I probably picked a million different words to title this post because to no surprise the side effects of my regular indecisiveness and swirling emotional character are currently in full swing. In my “ideal life” I would routinely wake up with the sun as the day is beginning (Dad, you can go ahead and laugh) while having a cream & sugar filled Rae Dunn ‘good morning’ mug of coffee as I have quiet time with the Lord and reflect through writing. Unfortunately my reality tells a different story starting with the true fact that I could sleep like it’s an olympic sport along with the whole wife, MOM, teacher and coach mixture, so here I am writing my first post in two years.
In all seriousness, when I get the chance to take a breath, reflect and write (notice the time) it usually is when my heart is experiencing something that I’d note as a defining moment. A lot has happened in two years, don’t panic I’ll spare you the recap, and in light of being completely vulnerable a huge part of me feels defensive to let anyone know I’m yet again stepping into another season of change. I’ve wrestled with insecurity, worry (surprise), confusion and mainly trust over the past month or so and have reinforced the strong truth that I am a gold medalist over analyzer. Why is it extremely difficult to wade through the waters of discovering God’s plan for my life? If I was a betting woman I’d venture to say that I am not the only who has asked this question over and over and over and over again. It has become clear in my search that this difficulty comes with the lack of full knowledge and control of what happens next when we decide to trust the Lord fully with our life decisions. You see for the last five years I have been a school teacher and coach. I can tell you my heart jumps for joy when I go down the school supply aisle. I remember lining up different stuffed animals to be my students and giving them some type of differentiated lesson (I’m sure of it) on the alphabet and I cannot express the deep love I have for coaching up any athlete where not only skills of the game are learned, but so are the life lessons like perseverance and determination. During student teaching I remember the dreams and plans I made for the long career ahead of me in education and those dreams and plans have evolved as today became my last day at school as Coach H.
It’s absolutely terrifying to step away from a career that I believed would later come to completion without pause and at my rewarded retirement. I never thought I would add to the short-lived years of teaching statistic, because I can list more than a million reasons of how rewarding teaching students has been for me and there are numerous reasons to continue teaching, BUT God’s plan is always greater and He knows the deep desires of our hearts. As much as math, sports and all of the “school breaks” are highlights, I must say that the opportunity to minister to young hearts freely about our Father, Jesus, and the Spirit, without certain parameters, is one dream I thought would never come along for me.
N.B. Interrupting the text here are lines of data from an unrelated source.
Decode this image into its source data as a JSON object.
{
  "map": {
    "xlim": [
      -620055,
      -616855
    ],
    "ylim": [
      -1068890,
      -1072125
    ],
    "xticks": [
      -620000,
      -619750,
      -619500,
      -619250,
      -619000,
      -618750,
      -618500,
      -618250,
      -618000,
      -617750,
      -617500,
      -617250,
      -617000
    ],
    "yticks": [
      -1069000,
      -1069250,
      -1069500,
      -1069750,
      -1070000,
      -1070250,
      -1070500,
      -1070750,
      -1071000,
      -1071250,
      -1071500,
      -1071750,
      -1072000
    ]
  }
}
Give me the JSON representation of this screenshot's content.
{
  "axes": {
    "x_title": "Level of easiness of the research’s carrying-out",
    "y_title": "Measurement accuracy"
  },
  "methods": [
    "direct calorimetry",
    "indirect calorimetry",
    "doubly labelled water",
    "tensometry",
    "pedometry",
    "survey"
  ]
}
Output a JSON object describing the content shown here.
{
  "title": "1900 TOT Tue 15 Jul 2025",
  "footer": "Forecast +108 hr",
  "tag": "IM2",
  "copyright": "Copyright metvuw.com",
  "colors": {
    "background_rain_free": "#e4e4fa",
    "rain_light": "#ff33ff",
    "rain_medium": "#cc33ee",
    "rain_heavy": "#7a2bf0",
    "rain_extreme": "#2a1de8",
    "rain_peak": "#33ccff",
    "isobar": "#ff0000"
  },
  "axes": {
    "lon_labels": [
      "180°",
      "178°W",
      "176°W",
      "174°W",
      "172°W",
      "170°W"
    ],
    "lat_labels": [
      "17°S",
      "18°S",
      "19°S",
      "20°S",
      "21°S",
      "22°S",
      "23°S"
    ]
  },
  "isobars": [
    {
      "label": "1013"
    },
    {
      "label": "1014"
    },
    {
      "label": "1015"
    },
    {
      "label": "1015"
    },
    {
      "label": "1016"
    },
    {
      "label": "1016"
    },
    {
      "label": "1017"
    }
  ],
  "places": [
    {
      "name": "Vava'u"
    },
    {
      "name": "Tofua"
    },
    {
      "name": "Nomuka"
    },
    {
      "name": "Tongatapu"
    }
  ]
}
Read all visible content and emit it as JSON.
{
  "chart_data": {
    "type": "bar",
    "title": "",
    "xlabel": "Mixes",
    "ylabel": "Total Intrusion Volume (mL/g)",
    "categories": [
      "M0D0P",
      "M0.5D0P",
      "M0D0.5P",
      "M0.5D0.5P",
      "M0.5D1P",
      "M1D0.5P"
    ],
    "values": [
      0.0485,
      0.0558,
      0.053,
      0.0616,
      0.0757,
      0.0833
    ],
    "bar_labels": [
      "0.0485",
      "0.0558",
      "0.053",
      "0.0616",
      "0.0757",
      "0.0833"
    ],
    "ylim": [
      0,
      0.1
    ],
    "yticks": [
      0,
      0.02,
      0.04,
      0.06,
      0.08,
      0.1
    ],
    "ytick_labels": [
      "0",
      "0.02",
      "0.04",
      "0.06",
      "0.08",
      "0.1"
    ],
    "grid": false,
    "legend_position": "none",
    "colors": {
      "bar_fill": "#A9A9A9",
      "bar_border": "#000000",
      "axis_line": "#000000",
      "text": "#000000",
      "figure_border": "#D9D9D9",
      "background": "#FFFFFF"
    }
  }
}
Well, “nothing is impossible with God.” I have fervently prayed that whatever the circumstance I do my very best to follow where the Lord is leading and after many days of prayer for clarity it was made very evident that God has purposefully orchestrated a way for me to serve alongside the Church in Bentonville as their full time Associate Youth Minister starting mid July.
Now while I am beyond excited and honored for the chance to take on this new position, I am most definitely practicing trust by faith over fear for taking on a job that allows for a different impact and a unique set of possible challenges. Yes there are new unknowns that I will face, but what is faith without reliance on God when we are stretched beyond our comfort zones? Plus how cool is it that one of the main reasons I wanted to teach was to make an impact on kids and God is giving me another chance to do so in partnership with the hands and feet of His Church?! I am blown away by how the Lord has perfectly given me pieces of the puzzle that have played an intricate part in the big picture of His plan for me right now.
Leaving something behind and moving forward toward something new, even if exciting, does not come without some tough emotions. I will miss the special relationships I made within the school community; saying goodbye to co workers that I grew to know and love in just one short year and saying goodbye to students who are asking you to stay is super hard. Change is tough, but I am deeply grateful for the years I spent teaching at Sulphur Springs Middle School, Rains High School, Rains Junior High, and Kirksey Middle School.
In the words of one of America’a Greatest Teachers, Mr. Feeny, I pray that you know “I love you all. Class dismissed.”
(Please excuse any spelling or grammatical errors, I taught math.)